Baste esta breve semblanza de entrada para saber quién es Dacia Maraini. Esta mañana se encuentra en Madrid para dar a conocer su último título publicado en España, El tren de la última noche (Galaxia Gutenberg). La escritora florentina echa la vista atrás y se sumerge en el corazón de las tinieblas de la historia europea del siglo XX. Una joven periodista italiana busca a su amor de adolescencia entre los cascotes de un continente todavía humeante tras la II Guerra Mundial. Le sigue la pista en la Hungría de 1956, justo cuando estalla la revolución contra Unión Soviética y presencian cómo los tanques aplastan cualquier atisbo de resistencia democrática. Busca también en Viena, donde se entrevista con supervivientes del Holocausto que le puedan facilitar algún dato de su paradero (él desapareció en el gueto de Lodz, dejando un cuaderno escondido en muro). Llega hasta Auschwitz, el agujero más negro de la maquinaria de exterminio nazi.

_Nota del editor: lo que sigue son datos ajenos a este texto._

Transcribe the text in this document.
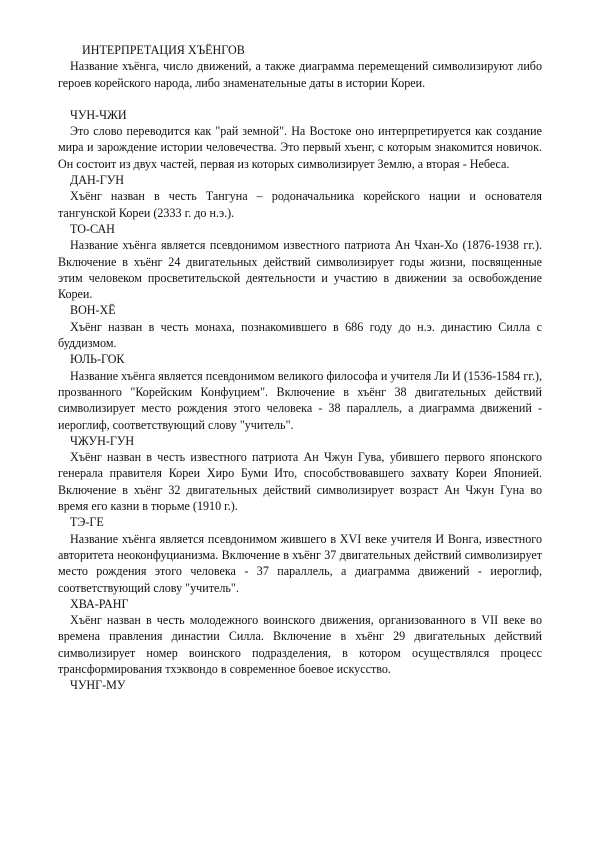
ИНТЕРПРЕТАЦИЯ ХЪЁНГОВ

Название хъёнга, число движений, а также диаграмма перемещений символизируют либо героев корейского народа, либо знаменательные даты в истории Кореи.

ЧУН-ЧЖИ

Это слово переводится как "рай земной". На Востоке оно интерпретируется как создание мира и зарождение истории человечества. Это первый хъенг, с которым знакомится новичок. Он состоит из двух частей, первая из которых символизирует Землю, а вторая - Небеса.

ДАН-ГУН

Хъёнг назван в честь Тангуна – родоначальника корейского нации и основателя тангунской Кореи (2333 г. до н.э.).

ТО-САН

Название хъёнга является псевдонимом известного патриота Ан Чхан-Хо (1876-1938 гг.). Включение в хъёнг 24 двигательных действий символизирует годы жизни, посвященные этим человеком просветительской деятельности и участию в движении за освобождение Кореи.

ВОН-ХЁ

Хъёнг назван в честь монаха, познакомившего в 686 году до н.э. династию Силла с буддизмом.

ЮЛЬ-ГОК

Название хъёнга является псевдонимом великого философа и учителя Ли И (1536-1584 гг.), прозванного "Корейским Конфуцием". Включение в хъёнг 38 двигательных действий символизирует место рождения этого человека - 38 параллель, а диаграмма движений - иероглиф, соответствующий слову "учитель".

ЧЖУН-ГУН

Хъёнг назван в честь известного патриота Ан Чжун Гува, убившего первого японского генерала правителя Кореи Хиро Буми Ито, способствовавшего захвату Кореи Японией. Включение в хъёнг 32 двигательных действий символизирует возраст Ан Чжун Гуна во время его казни в тюрьме (1910 г.).

ТЭ-ГЕ

Название хъёнга является псевдонимом жившего в XVI веке учителя И Вонга, известного авторитета неоконфуцианизма. Включение в хъёнг 37 двигательных действий символизирует место рождения этого человека - 37 параллель, а диаграмма движений - иероглиф, соответствующий слову "учитель".

ХВА-РАНГ

Хъёнг назван в честь молодежного воинского движения, организованного в VII веке во времена правления династии Силла. Включение в хъёнг 29 двигательных действий символизирует номер воинского подразделения, в котором осуществлялся процесс трансформирования тхэквондо в современное боевое искусство.

ЧУНГ-МУ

-Usted es otra escritora que desafía a Adorno, que decía que no se podía escribir literatura sobre el Holocausto.
- Creo que su afirmación tenía un sentido más bien simbólica. Como la de Sartre, que decía que no se podía escribir novelas mientras estuviera muriendo de hambre un solo niño pero él seguía escribiendo. Yo acepto este precepto de Adorno como una especie de memento: "Tú, escritor, no debes olvidar que tus palabras se alzan sobre un infinito sufrimiento humano. Sé consciente de ello en todo momento, para que nunca instrumentalices ese dolor". Así lo interpreto yo. Creo que no hay nada de lo que no pueda escribirse.
- ¿Y de dónde nace el impulso para adentrarse con esta novela en aquellos capítulos tan traumáticos de nuestro pasado como europeos?
- Sigo reflexionando sobre una paradoja que no me ha dejado de perseguir en toda la vida: ¿Cómo es posible que la gente acabe amando a petulantes dictadores que abocan a sus países a la ruina moral y material? La atracción pública que ejercen los dictadores siempre me ha conmocionado. Hay sociólogos que lo achacan a un resabio animal que todavía permanece en el inconsciente humano: la necesidad de tener un jefe de la manada que nos dirija.
- Corren tiempos especialmente propicios para que se alcen nuevos machos dominantes en la manada europea...
- Bueno, Europa tiene todavía activos algunos antídotos contra este fenómeno. El principal es el hecho de que tanto el comunismo como el nazismo están demasiado cercanos en el recuerdo de la gente.
- ¿Su experiencia en el campo de concentración japonés le ha ayudado al escribir este libro?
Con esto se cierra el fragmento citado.